Nice eases cancer drug rationing
Terminal patients can have treatment to prolong lives
People with some types of terminal cancer are to be given access to previously rationed treatments that could prolong their lives, the NHS drugs watchdog has announced.
Professor Sir Michael Rawlins, chairman of the National Institute for Clinical Excellence, said new guidelines to be published next week would extend the range of cancer treatments available on the NHS. Nice has come under fire for refusing to allow some cancer treatments – which can extend the lives of sufferers for weeks or months – on the grounds that they are not cost-effective.

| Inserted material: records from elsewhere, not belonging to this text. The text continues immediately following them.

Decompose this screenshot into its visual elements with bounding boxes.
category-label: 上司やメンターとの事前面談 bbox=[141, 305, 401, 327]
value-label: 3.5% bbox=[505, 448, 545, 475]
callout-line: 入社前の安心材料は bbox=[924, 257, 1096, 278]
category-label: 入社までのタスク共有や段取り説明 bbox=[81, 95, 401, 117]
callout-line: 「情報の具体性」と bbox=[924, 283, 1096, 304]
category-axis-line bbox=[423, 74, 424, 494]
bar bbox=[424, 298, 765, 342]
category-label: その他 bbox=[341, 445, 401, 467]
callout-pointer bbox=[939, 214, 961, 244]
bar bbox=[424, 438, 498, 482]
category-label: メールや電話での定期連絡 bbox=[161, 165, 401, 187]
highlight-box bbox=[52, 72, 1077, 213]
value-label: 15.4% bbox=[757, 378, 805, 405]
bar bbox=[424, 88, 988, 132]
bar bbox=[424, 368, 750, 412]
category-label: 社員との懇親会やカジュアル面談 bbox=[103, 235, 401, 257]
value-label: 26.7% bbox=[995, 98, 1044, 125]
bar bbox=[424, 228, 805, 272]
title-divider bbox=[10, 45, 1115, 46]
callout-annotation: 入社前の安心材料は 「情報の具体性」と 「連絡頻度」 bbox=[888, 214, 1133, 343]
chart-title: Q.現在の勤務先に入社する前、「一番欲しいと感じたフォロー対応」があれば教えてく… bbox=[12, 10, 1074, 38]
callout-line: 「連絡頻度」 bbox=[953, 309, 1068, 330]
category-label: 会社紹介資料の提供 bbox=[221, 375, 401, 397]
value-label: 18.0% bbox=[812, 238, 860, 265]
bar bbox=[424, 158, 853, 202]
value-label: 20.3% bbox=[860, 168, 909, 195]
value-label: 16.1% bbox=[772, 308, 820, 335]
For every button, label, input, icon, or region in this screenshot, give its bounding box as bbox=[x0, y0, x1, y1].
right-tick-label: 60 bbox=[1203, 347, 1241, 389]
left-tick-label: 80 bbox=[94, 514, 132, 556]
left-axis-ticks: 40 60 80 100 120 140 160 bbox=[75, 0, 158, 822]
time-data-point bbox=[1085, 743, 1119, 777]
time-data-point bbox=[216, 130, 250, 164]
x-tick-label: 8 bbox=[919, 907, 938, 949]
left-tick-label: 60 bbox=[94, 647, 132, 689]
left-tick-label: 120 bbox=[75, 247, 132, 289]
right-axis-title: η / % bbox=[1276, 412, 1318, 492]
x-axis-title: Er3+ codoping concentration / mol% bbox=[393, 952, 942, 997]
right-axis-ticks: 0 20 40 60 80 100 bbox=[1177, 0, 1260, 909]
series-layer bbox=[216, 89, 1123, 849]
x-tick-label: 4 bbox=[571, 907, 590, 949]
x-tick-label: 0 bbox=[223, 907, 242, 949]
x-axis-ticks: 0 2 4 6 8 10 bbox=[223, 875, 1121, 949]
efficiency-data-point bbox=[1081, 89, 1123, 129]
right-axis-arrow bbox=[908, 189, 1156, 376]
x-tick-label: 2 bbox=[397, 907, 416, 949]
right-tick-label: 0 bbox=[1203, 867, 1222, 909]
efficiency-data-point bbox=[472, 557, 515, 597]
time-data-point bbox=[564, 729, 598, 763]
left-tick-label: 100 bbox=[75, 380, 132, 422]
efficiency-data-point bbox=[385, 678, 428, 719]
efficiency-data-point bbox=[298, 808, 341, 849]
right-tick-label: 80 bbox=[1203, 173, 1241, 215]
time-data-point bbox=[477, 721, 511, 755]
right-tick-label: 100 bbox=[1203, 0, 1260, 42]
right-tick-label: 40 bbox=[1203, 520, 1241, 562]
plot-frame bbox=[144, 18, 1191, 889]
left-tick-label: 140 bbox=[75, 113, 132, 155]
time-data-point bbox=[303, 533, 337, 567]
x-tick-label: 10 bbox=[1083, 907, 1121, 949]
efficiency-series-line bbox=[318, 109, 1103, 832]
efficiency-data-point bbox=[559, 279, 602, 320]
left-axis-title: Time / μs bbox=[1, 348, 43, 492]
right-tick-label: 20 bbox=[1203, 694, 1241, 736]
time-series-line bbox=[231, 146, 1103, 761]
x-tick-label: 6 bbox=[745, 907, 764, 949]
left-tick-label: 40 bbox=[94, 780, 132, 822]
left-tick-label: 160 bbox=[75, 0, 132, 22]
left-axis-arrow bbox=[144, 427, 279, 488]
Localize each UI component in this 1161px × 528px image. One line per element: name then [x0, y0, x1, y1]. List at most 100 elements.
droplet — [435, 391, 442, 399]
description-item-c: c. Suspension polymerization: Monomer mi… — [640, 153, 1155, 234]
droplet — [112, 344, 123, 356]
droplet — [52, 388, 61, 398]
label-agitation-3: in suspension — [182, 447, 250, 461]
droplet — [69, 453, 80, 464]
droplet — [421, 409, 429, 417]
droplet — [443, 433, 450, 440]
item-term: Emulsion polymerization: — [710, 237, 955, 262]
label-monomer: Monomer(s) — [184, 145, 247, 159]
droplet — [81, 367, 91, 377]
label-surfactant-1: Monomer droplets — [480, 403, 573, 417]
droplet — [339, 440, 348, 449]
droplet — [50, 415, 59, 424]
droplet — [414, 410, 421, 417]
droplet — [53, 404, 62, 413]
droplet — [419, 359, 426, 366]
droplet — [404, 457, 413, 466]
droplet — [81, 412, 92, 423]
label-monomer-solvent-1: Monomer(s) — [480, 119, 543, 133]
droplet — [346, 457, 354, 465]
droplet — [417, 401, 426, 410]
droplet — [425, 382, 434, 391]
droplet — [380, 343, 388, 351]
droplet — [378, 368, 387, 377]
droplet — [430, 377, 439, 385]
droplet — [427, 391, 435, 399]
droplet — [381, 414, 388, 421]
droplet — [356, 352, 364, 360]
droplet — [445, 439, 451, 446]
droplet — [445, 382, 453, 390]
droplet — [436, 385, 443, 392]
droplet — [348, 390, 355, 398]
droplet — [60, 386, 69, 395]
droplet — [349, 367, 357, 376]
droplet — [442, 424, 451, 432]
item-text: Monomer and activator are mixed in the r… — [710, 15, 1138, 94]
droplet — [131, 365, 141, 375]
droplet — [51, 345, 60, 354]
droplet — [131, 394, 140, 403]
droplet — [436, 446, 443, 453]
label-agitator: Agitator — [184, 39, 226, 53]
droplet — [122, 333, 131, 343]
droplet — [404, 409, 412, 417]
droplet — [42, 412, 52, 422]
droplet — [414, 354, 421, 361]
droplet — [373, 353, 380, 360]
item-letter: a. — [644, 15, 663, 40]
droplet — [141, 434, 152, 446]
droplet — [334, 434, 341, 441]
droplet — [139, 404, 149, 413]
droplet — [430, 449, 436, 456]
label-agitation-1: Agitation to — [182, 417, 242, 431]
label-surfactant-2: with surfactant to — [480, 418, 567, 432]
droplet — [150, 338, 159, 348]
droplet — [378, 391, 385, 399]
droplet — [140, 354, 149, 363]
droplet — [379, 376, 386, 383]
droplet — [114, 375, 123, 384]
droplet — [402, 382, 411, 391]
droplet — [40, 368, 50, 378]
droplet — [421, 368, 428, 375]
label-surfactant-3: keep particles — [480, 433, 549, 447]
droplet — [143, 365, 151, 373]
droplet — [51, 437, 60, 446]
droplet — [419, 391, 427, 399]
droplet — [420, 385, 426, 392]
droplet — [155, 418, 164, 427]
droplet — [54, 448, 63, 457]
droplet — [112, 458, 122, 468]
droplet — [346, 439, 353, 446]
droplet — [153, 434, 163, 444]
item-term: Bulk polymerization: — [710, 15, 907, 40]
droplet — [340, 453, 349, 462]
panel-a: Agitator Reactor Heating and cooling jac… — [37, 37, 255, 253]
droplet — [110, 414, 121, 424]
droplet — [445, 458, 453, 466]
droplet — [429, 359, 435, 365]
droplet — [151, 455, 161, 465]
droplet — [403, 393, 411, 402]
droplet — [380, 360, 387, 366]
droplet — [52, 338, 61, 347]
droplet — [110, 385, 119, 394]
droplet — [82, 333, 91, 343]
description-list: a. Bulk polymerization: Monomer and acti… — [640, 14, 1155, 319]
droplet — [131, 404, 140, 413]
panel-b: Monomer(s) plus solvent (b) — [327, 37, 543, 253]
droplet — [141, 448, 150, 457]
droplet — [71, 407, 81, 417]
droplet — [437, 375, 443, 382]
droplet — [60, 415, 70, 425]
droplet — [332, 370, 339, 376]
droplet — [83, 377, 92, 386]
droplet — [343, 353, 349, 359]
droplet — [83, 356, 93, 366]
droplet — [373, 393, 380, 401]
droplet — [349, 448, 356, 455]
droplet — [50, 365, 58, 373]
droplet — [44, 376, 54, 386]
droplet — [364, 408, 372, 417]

Sir Michael said that Nice had been consulting on proposals which recognised the importance people attached to the extra time such drugs could give them. "We appreciate these extra weeks and months can be very special," he told BBC Radio 4's Today programme. "We are proposing to provide our advisory bodies with supplementary advice in these sort of circumstances which will have the effect of extending the threshold range of what we would normally regard as being cost-effective."
He said that the new guidance, which will be issued on 2 January with immediate effect, would concentrate on treatments for less common cancers. Sir Michael warned that some drugs would remain unaffordable. "We are not proposing to extend this to all conditions. Frankly, it would cost the health service hundreds of millions of pounds if we were to do that," he said.
Sir Michael also said that the agency was working to speed up the process by which drugs will be assessed for use within the NHS.